Physical Symptoms as Trauma Language
The Adverse Childhood Experiences (ACE) study, conducted by Vincent Felitti and colleagues at Kaiser Permanente (published 1998), found striking dose-response relationships between the number of adverse childhood experiences and a wide range of adult physical health outcomes: cardiovascular disease, cancer, autoimmune disorders, chronic pain, irritable bowel syndrome, and many others.
The mechanism connecting early trauma to physical health is multi-layered. Chronic activation of the stress response (cortisol, inflammation, immune dysregulation) creates physiological wear. Dissociation from body sensation removes the early warning signals that would otherwise prompt health-protective behaviour. And unresolved traumatic activation in the nervous system can manifest directly as chronic muscle tension, altered breathing patterns, and dysregulation of the autonomic nervous system β which governs every organ system in the body.
Chronic back pain, fibromyalgia, chronic pelvic pain, and functional gastrointestinal disorders are among the conditions most consistently associated with trauma history. This does not mean these conditions are "not real" or "all in the head" β they are genuine physical presentations. It means that effective treatment may need to address the trauma alongside the symptom.

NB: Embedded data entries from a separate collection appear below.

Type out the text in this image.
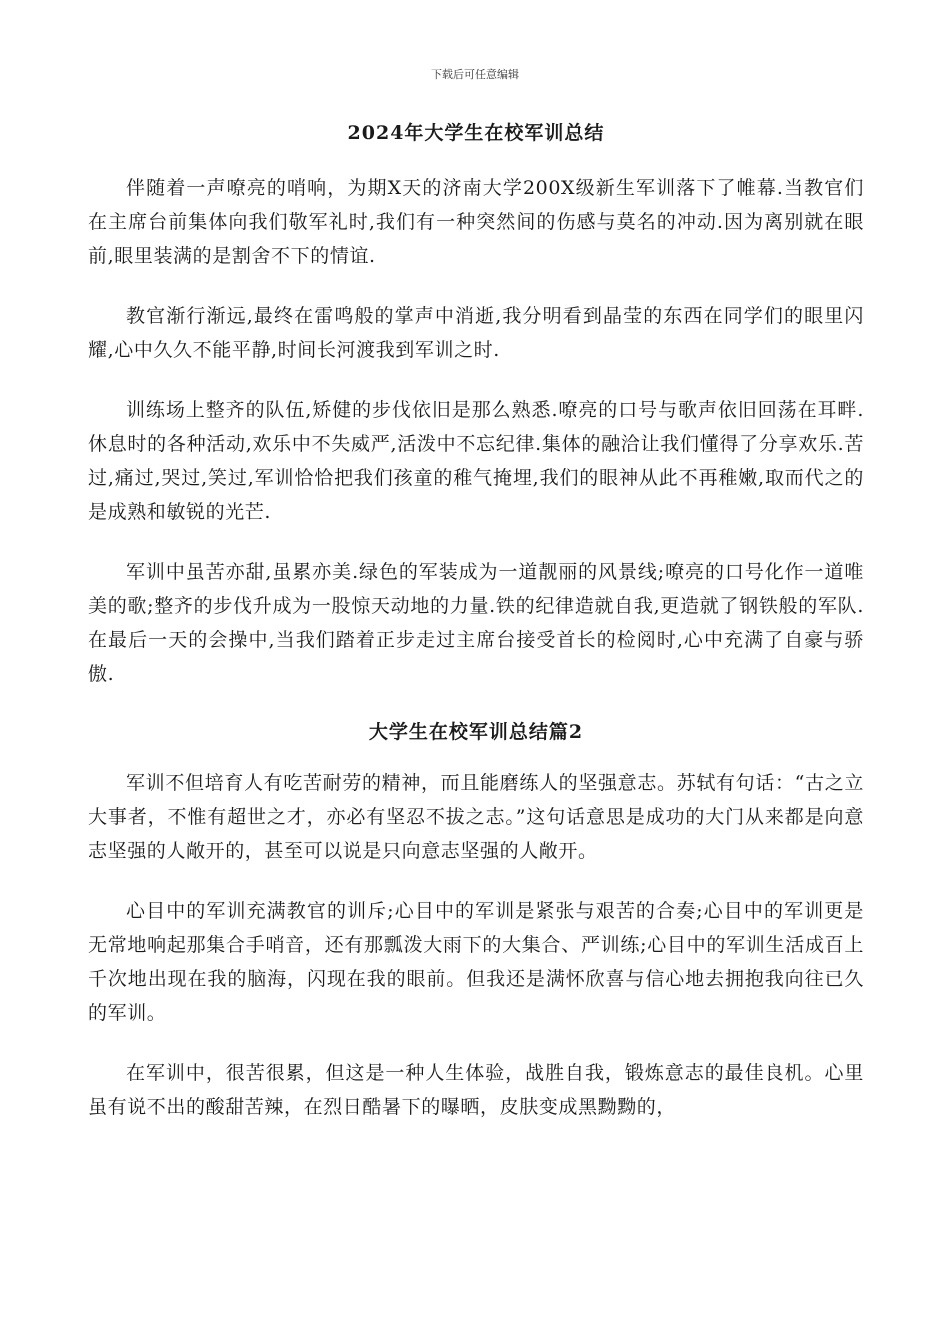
下载后可任意编辑
2024年大学生在校军训总结

伴随着一声嘹亮的哨响，为期X天的济南大学200X级新生军训落下了帷幕.当教官们在主席台前集体向我们敬军礼时,我们有一种突然间的伤感与莫名的冲动.因为离别就在眼前,眼里装满的是割舍不下的情谊.

教官渐行渐远,最终在雷鸣般的掌声中消逝,我分明看到晶莹的东西在同学们的眼里闪耀,心中久久不能平静,时间长河渡我到军训之时.

训练场上整齐的队伍,矫健的步伐依旧是那么熟悉.嘹亮的口号与歌声依旧回荡在耳畔.休息时的各种活动,欢乐中不失威严,活泼中不忘纪律.集体的融洽让我们懂得了分享欢乐.苦过,痛过,哭过,笑过,军训恰恰把我们孩童的稚气掩埋,我们的眼神从此不再稚嫩,取而代之的是成熟和敏锐的光芒.

军训中虽苦亦甜,虽累亦美.绿色的军装成为一道靓丽的风景线;嘹亮的口号化作一道唯美的歌;整齐的步伐升成为一股惊天动地的力量.铁的纪律造就自我,更造就了钢铁般的军队.在最后一天的会操中,当我们踏着正步走过主席台接受首长的检阅时,心中充满了自豪与骄傲.

大学生在校军训总结篇2

军训不但培育人有吃苦耐劳的精神，而且能磨练人的坚强意志。苏轼有句话：“古之立大事者，不惟有超世之才，亦必有坚忍不拔之志。”这句话意思是成功的大门从来都是向意志坚强的人敞开的，甚至可以说是只向意志坚强的人敞开。

心目中的军训充满教官的训斥;心目中的军训是紧张与艰苦的合奏;心目中的军训更是无常地响起那集合手哨音，还有那瓢泼大雨下的大集合、严训练;心目中的军训生活成百上千次地出现在我的脑海，闪现在我的眼前。但我还是满怀欣喜与信心地去拥抱我向往已久的军训。

在军训中，很苦很累，但这是一种人生体验，战胜自我，锻炼意志的最佳良机。心里虽有说不出的酸甜苦辣，在烈日酷暑下的曝晒，皮肤变成黑黝黝的，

A Note on Safety and Professional Care
Body-based trauma work is not self-help. The approaches described in this article β Somatic Experiencing, Sensorimotor Psychotherapy, EMDR β are clinical modalities requiring trained practitioners. Attempting to process traumatic material without professional support can be destabilising, particularly for those with complex or dissociative presentations.
If you recognise yourself in this article, the most important step is to find a trauma-informed therapist with training in somatic approaches. The platform's specialist directory includes practitioners with relevant training who can provide culturally appropriate support.

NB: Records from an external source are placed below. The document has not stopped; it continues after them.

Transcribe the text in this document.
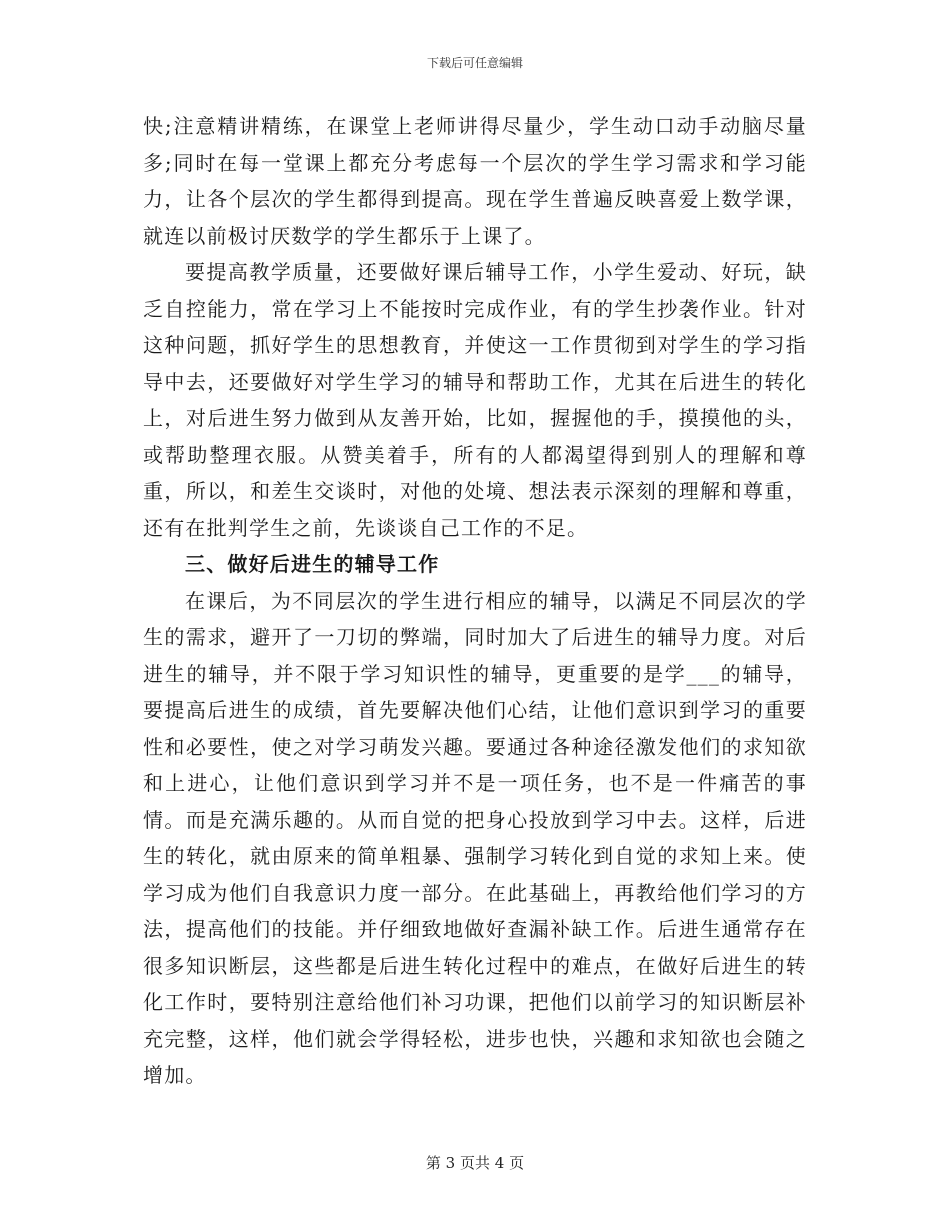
下载后可任意编辑

快;注意精讲精练，在课堂上老师讲得尽量少，学生动口动手动脑尽量多;同时在每一堂课上都充分考虑每一个层次的学生学习需求和学习能力，让各个层次的学生都得到提高。现在学生普遍反映喜爱上数学课，就连以前极讨厌数学的学生都乐于上课了。

要提高教学质量，还要做好课后辅导工作，小学生爱动、好玩，缺乏自控能力，常在学习上不能按时完成作业，有的学生抄袭作业。针对这种问题，抓好学生的思想教育，并使这一工作贯彻到对学生的学习指导中去，还要做好对学生学习的辅导和帮助工作，尤其在后进生的转化上，对后进生努力做到从友善开始，比如，握握他的手，摸摸他的头，或帮助整理衣服。从赞美着手，所有的人都渴望得到别人的理解和尊重，所以，和差生交谈时，对他的处境、想法表示深刻的理解和尊重，还有在批判学生之前，先谈谈自己工作的不足。

三、做好后进生的辅导工作

在课后，为不同层次的学生进行相应的辅导，以满足不同层次的学生的需求，避开了一刀切的弊端，同时加大了后进生的辅导力度。对后进生的辅导，并不限于学习知识性的辅导，更重要的是学___的辅导，要提高后进生的成绩，首先要解决他们心结，让他们意识到学习的重要性和必要性，使之对学习萌发兴趣。要通过各种途径激发他们的求知欲和上进心，让他们意识到学习并不是一项任务，也不是一件痛苦的事情。而是充满乐趣的。从而自觉的把身心投放到学习中去。这样，后进生的转化，就由原来的简单粗暴、强制学习转化到自觉的求知上来。使学习成为他们自我意识力度一部分。在此基础上，再教给他们学习的方法，提高他们的技能。并仔细致地做好查漏补缺工作。后进生通常存在很多知识断层，这些都是后进生转化过程中的难点，在做好后进生的转化工作时，要特别注意给他们补习功课，把他们以前学习的知识断层补充完整，这样，他们就会学得轻松，进步也快，兴趣和求知欲也会随之增加。

第 3 页共 4 页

Stabilisation and resourcing come before processing. Before any trauma work begins, a competent therapist will focus on building your capacity for self-regulation β establishing a sense of safety in the body, developing internal resources, and expanding your window of tolerance. This foundation makes subsequent trauma processing both safer and more effective.

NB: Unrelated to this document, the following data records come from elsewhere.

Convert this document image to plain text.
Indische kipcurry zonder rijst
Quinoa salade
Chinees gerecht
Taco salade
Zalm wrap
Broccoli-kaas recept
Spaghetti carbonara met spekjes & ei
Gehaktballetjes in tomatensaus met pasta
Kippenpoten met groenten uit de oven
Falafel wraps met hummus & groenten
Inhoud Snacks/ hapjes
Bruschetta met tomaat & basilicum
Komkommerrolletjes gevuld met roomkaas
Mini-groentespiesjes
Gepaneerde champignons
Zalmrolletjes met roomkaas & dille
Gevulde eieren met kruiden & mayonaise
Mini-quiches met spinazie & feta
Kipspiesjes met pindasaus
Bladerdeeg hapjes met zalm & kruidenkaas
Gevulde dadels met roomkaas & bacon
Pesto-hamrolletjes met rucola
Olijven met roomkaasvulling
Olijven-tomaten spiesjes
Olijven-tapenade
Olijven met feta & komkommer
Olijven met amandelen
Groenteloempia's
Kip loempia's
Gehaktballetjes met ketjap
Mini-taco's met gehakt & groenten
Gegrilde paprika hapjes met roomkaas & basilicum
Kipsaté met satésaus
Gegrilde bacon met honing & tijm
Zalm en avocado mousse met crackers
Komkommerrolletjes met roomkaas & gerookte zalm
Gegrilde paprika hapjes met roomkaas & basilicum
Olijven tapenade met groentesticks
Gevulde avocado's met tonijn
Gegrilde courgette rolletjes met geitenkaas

Medical note: This article is for informational and educational purposes only. It does not constitute clinical advice or a treatment recommendation. Trauma work carries risks and should be undertaken only with the support of a qualified, trauma-trained mental health professional. If you are in acute distress, please contact a crisis service.
Key Takeaways
- Trauma is encoded in the body β in nervous system activation, muscular tension, and physiological patterns β not only in memory or narrative. This is why verbal approaches alone are sometimes insufficient.
- Neuroimaging research shows that during trauma recall, Broca's area (language) deactivates while the emotional and sensory brain activates β creating the characteristic inability to put trauma into words.
- Somatic Experiencing (Levine) addresses incomplete defensive responses; Sensorimotor Psychotherapy (Ogden) works with thwarted action tendencies; EMDR (Shapiro) uses bilateral stimulation to reprocess frozen memories.
- The window of tolerance (Siegel) is the key clinical framework: effective trauma work keeps the person activated enough to access material but regulated enough to process, not just relive, it.
- Physical symptoms β chronic pain, fatigue, gastrointestinal distress β can be somatic expressions of unresolved trauma. Effective treatment may need to address both.